John B. Matthias (January 1, 1767 - May 27, 1848) is known as the writer of the words and music for the gospel song, “Palms of Victory” (also known as “Deliverance Will Come” or “I Saw a Way-worn Traveler”), for which he is generally given credit. He was typical of Methodist Episcopal circuit riders in early 19th Century United States.

== Biography ==
There are two major primary sources for information about his life. First, the minutes of the New York Annual Conference of the Methodist Episcopal Church from 1811 through 1848, especially his official obituary written by his son, the Rev. John J. Matthias Much of the obituary is available on-line in Sacred Memories, or Annals of deceased preachers, etc. The second primary source is John B. Matthias’ personal journal, housed in the United Methodist Archives, Madison, NJ.

	John B. Matthias was born January 1, 1767, in Germantown, PA., a post of the British troops, and a field of one of the battles of the revolution. His father was a German emigrant, a firm adherent to the cause of the American Revolution, and a member of the Reformed Dutch Church. John B. was educated in the German language and grew up to be a strong American patriot who spoke frequently about the political privileges enjoyed by U.S. citizens. He learned the trade of a ship-joiner, in Philadelphia, and on the expiration of his apprenticeship he went to New-York.

	In New York he began attending John Street Methodist Episcopal Church, where the Rev. John Dickens was pastor. During the 19th century it was common for the bishop to move Methodist ministers every year or two, and Mathias was apparently upset when Dickens was moved, but he warmed to the ministry of Dickens’ successors and became a regular attender. One of these successors, the Rev. Thomas Morrell, was reassigned to the Bowery where he started a congregation known as the Forsyth Street Church. Matthias followed him to that church, where he was converted. A year after his conversion, he married Sarah Jarvis, a member of the John Street Church.

	He subsequently felt that God was calling him to preach, and the New York Annual Conference granted him a license to preach in 1793. In 1796 he moved to Tarrytown, New York, where he followed the ship-joiner trade for twelve years while preaching on Sundays (often three times on a Sunday). His son, John J. Matthias, was born at Tarrytown.

	The beginning of his ordained ministry is unclear. His obituary indicated that he was ordained as a Deacon in 1797, but the Minutes indicate that he was not admitted “on trial” until 1811, and apparently ordained Deacon in 1812. In any case, he clearly was active in ministry, whether lay or ordained, from 1793 onward. (The Minutes kept no record of lay ministers or their appointments, even though they were a significant part of the development of the early Methodist Episcopal Church.
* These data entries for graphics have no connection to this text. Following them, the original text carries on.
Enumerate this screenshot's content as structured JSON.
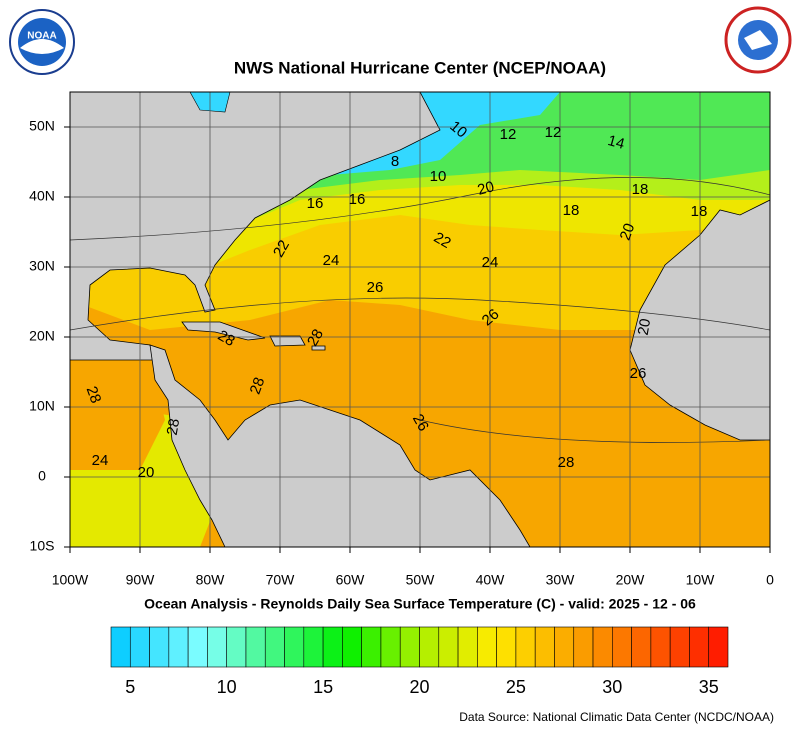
{
  "header": {
    "title": "NWS National Hurricane Center (NCEP/NOAA)",
    "logo_text": "NOAA"
  },
  "map": {
    "xlim": [
      -100,
      0
    ],
    "ylim": [
      -10,
      55
    ],
    "xticks": [
      {
        "value": -100,
        "label": "100W"
      },
      {
        "value": -90,
        "label": "90W"
      },
      {
        "value": -80,
        "label": "80W"
      },
      {
        "value": -70,
        "label": "70W"
      },
      {
        "value": -60,
        "label": "60W"
      },
      {
        "value": -50,
        "label": "50W"
      },
      {
        "value": -40,
        "label": "40W"
      },
      {
        "value": -30,
        "label": "30W"
      },
      {
        "value": -20,
        "label": "20W"
      },
      {
        "value": -10,
        "label": "10W"
      },
      0
    ],
    "yticks": [
      {
        "value": 50,
        "label": "50N"
      },
      {
        "value": 40,
        "label": "40N"
      },
      {
        "value": 30,
        "label": "30N"
      },
      {
        "value": 20,
        "label": "20N"
      },
      {
        "value": 10,
        "label": "10N"
      },
      0,
      {
        "value": -10,
        "label": "10S"
      }
    ],
    "grid": true,
    "contour_labels": [
      "10",
      "12",
      "12",
      "14",
      "8",
      "10",
      "20",
      "16",
      "16",
      "18",
      "18",
      "18",
      "20",
      "22",
      "22",
      "24",
      "24",
      "26",
      "26",
      "20",
      "26",
      "28",
      "28",
      "28",
      "28",
      "28",
      "26",
      "24",
      "20",
      "28"
    ],
    "subtitle": "Ocean Analysis - Reynolds Daily Sea Surface Temperature (C) - valid: 2025 - 12 - 06"
  },
  "colorbar": {
    "lim": [
      4,
      36
    ],
    "ticks": [
      5,
      10,
      15,
      20,
      25,
      30,
      35
    ]
  },
  "footer": {
    "source": "Data Source: National Climatic Data Center (NCDC/NOAA)"
  }
}
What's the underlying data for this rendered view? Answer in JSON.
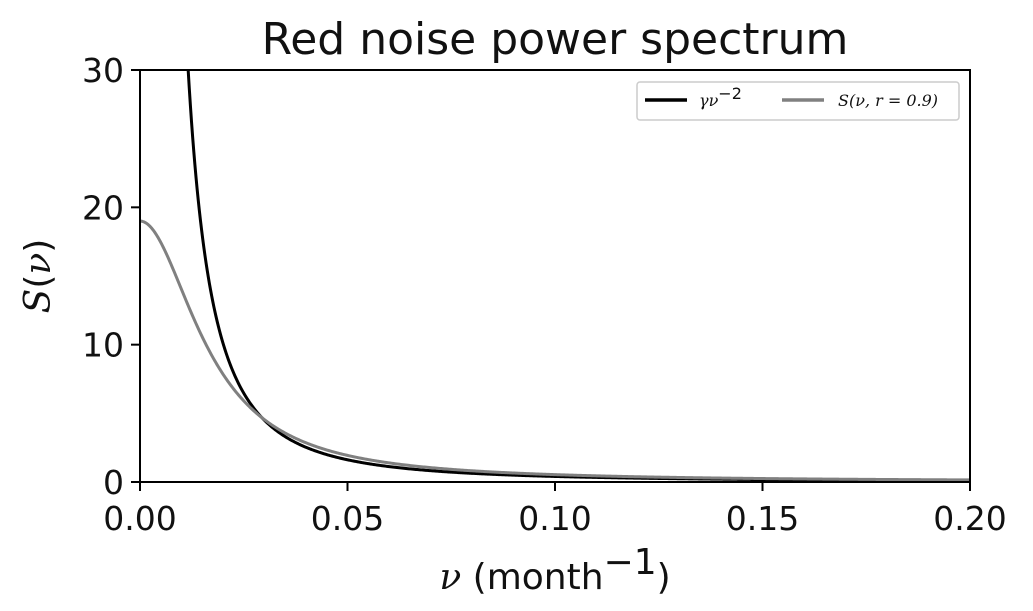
{
  "chart_data": {
    "type": "line",
    "title": "Red noise power spectrum",
    "xlabel": {
      "symbol": "ν",
      "unit_open": " (month",
      "unit_sup": "−1",
      "unit_close": ")"
    },
    "ylabel": {
      "symbol": "S",
      "open": "(",
      "arg": "ν",
      "close": ")"
    },
    "xlim": [
      0,
      0.2
    ],
    "ylim": [
      0,
      30
    ],
    "xticks": [
      0.0,
      0.05,
      0.1,
      0.15,
      0.2
    ],
    "xtick_labels": [
      "0.00",
      "0.05",
      "0.10",
      "0.15",
      "0.20"
    ],
    "yticks": [
      0,
      10,
      20,
      30
    ],
    "ytick_labels": [
      "0",
      "10",
      "20",
      "30"
    ],
    "grid": false,
    "legend_position": "top-right",
    "series": [
      {
        "name": "γν⁻²",
        "legend": {
          "base": "γν",
          "sup": "−2"
        },
        "color": "#000000",
        "formula": "gamma/nu^2",
        "x": [
          0.0116,
          0.0125,
          0.015,
          0.0175,
          0.02,
          0.025,
          0.03,
          0.035,
          0.04,
          0.05,
          0.06,
          0.08,
          0.1,
          0.12,
          0.15,
          0.2
        ],
        "y": [
          30.0,
          25.8,
          17.9,
          13.2,
          10.1,
          6.45,
          4.48,
          3.29,
          2.52,
          1.61,
          1.12,
          0.63,
          0.4,
          0.28,
          0.18,
          0.1
        ]
      },
      {
        "name": "S(ν, r = 0.9)",
        "legend": {
          "func": "S",
          "args": "(ν, r = 0.9)"
        },
        "color": "#808080",
        "formula": "(1-r^2)/(1+r^2-2r cos(2 pi nu))",
        "x": [
          0.0,
          0.005,
          0.01,
          0.015,
          0.02,
          0.025,
          0.03,
          0.035,
          0.04,
          0.05,
          0.06,
          0.08,
          0.1,
          0.12,
          0.15,
          0.2
        ],
        "y": [
          19.0,
          17.58,
          14.37,
          11.03,
          8.33,
          6.35,
          4.92,
          3.91,
          3.17,
          2.2,
          1.62,
          0.99,
          0.68,
          0.5,
          0.35,
          0.23
        ]
      }
    ]
  }
}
Dixon noted that in 1848, almost half of the clergy in the New York Conference were lay ministers: 254 ministers and 220 local preachers.)

	The obituary indicates that he had hoped to be appointed as a full-time minister in 1810, but he was married with a family, and the church officials preferred young single men for the arduous work of circuit riding. Since there were enough such single ministers in the New York Conference, Matthias was passed over, much to his disappointment. Then, in the fall of 1810, he was asked to take responsibility for a circuit where the appointed minister had become ill. A layman from Rhinebeck, NY, gave him a horse, and he began his full-time ministry. For the next 30 years he served as minister on circuits up and down the Hudson River valley from just north of New York City to Schenectady.

	We don't have good records of the boundaries of the circuits, but their size is suggested by one bit of data: In 1814–1815, Matthias served two years on the Albany circuit (apparently not including the main congregation in Albany, but possibly including another, smaller congregation in the city), and one of the congregations on this circuit was Windham, more than 20 mi south.

In 1840 Matthias had such a serious problem with cataracts that he could not see well enough to guide his horse, so for his last year of active ministry, his wife had to accompany him on the circuit. At the 1841 meeting of the New York Annual Conference he received a superannuated relation (i.e., retired), and resided at his son's home on Hempstead, L. I. until his death on May 27, 1848. At his death, his son, John J. Matthias, was attending the infamous Methodist Episcopal General Conference of 1848, at which the decision was made to split the denomination over the issue of slavery, and was called home from Pittsburgh via the telegraph.

John B. Matthias also had a grandson who was a Methodist minister, Rev. Benjamin M. Adams, and it is possible that some traditions about the elder Matthias were never documented, but were passed down through the family. This could be the basis for the attribution that he is author of “Palms of Victory.”

During his years of retirement, Matthias received a pension based on whatever congregation members in the New York Conference contributed that year. The Minutes indicate that his annual pension ranged between $86.40 and $157.28.